In the B2B world, I don’t think consideration is continuously touting ‘reasons to believe’ to key decision-makers until they show signs of being ready to be converted into a buyer.
Rather, consideration is based on us considering our audience, and what is important to them. And then proving it to them in a tangible, authentic manner. We can throw the words “partnership”, “expertise”, “quality” etc. around as much as we like, but if our customers don’t feel it, they will never consider us.
And, at the bottom of the funnel, we find conversion.
Conversion, in my opinion, is not a separate stage but rather a consequence of many things done correctly. Being able to hold and maintain mental availability and to convince buyers that our offering not only meets the needs of the business but the (often emotional, subconscious) needs of the humans who will be entering into the relationship with us.
However, there is a piece of the puzzle here that is often overlooked: the decision-making unit.
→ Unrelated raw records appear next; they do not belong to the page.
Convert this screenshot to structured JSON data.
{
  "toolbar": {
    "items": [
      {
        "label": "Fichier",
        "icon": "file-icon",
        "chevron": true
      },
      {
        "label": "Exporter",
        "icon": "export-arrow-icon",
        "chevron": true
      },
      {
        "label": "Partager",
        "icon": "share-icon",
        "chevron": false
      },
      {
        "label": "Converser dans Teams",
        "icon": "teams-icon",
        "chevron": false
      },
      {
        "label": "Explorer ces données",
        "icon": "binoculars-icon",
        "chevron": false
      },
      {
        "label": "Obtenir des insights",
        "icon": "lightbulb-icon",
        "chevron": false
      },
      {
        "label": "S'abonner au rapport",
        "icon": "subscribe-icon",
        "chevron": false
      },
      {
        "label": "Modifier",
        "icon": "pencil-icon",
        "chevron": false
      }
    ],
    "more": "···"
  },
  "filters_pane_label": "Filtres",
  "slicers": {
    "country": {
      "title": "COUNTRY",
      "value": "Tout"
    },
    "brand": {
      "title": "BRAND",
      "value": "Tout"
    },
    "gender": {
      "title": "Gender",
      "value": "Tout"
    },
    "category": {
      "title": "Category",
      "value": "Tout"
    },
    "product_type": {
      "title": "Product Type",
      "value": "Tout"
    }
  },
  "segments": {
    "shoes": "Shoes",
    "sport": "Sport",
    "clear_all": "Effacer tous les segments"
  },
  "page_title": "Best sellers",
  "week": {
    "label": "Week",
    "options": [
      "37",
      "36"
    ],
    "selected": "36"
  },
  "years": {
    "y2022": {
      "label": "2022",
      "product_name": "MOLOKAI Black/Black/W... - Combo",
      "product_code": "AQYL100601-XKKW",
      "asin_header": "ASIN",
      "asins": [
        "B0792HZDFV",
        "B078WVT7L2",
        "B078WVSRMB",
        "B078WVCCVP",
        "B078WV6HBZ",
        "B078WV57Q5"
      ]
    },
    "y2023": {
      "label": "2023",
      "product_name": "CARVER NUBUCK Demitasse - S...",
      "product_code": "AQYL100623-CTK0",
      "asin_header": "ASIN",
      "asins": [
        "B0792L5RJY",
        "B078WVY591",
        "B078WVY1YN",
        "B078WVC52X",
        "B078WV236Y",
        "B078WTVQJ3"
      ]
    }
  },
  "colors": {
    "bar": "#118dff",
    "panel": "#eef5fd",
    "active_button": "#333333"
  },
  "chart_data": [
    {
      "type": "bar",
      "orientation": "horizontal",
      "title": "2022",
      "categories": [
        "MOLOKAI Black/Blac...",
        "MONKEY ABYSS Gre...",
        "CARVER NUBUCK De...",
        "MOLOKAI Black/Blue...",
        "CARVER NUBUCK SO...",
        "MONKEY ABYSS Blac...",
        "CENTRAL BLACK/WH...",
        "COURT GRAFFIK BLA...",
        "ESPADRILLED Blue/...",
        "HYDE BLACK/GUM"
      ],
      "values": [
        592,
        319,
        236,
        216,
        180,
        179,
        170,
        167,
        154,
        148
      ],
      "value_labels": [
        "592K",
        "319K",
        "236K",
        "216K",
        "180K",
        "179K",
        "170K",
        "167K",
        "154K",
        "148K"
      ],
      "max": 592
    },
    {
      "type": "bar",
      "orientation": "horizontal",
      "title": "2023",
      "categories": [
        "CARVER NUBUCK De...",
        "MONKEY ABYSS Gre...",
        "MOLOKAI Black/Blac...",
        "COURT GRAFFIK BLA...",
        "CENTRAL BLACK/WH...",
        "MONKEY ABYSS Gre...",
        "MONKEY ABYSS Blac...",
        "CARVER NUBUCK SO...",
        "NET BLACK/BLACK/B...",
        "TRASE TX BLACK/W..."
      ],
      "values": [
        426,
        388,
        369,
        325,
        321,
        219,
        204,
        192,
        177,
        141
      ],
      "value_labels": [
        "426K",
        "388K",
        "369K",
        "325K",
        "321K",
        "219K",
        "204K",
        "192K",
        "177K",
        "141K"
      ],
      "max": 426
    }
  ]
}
We may have been successful in convincing the main decision-makers, but if they are unable to gain the necessary buy-in from the powers that be, we will be unsuccessful in converting them.
At this phase of the journey, we should look at buyer enablement. What do they need from us to convince the broader decision-making unit that we are the best possible choice? Is it content? Is it collateral? Is it expecting the sales team to form additional relationships to get it over the line? Whatever it may be, and it varies, this is a puzzle piece that cannot be ignored.
Adapting the sales funnel
Despite its limitations, the sales funnel remains useful. And I don’t believe we would be able to discard it completely as it is a frame of thinking we use automatically. However, instead of force-fitting our thinking into a well-accepted model, let’s adjust the model accordingly to meet the overall objective: making sales. Rather using it as a means to organise and simplify the complicated, while adapting it to reflect the needs, mindsets, and behaviours of the decision-makers we are communicating to.
Tom Roach suggests the following adaptation:
Shifting from ‘Awareness – Consideration – Conversion’, to ‘Building – Nudging – Connecting.’
Where ‘Building’ is defined as:
– ‘Building and refreshing brand memories and associations amongst all future prospects to help the brand come to mind in decision/buying moments.’
– Nudge the decisions of in-market prospects by refreshing relevant associations closer to market.’
And ‘Connecting’ as:
– ‘Connecting buyers to brands with signposts that makes it easy for them to find and to buy.’
This adaptation is one that I personally believe will work extremely well in the B2B landscape. Not only does it allows for more agility in the type of communication we take to market, from a long-term and a short-term point of view. But it will also help us consider how our marketing budgets could be better spent while eliminating the need to go back to the drawing board. Most importantly however, is that it reflects the reality of the market we currently operate in.
So, long live the sales funnel! May it continue to reincarnate into the best most relevant version of itself possible, as and when we need it to.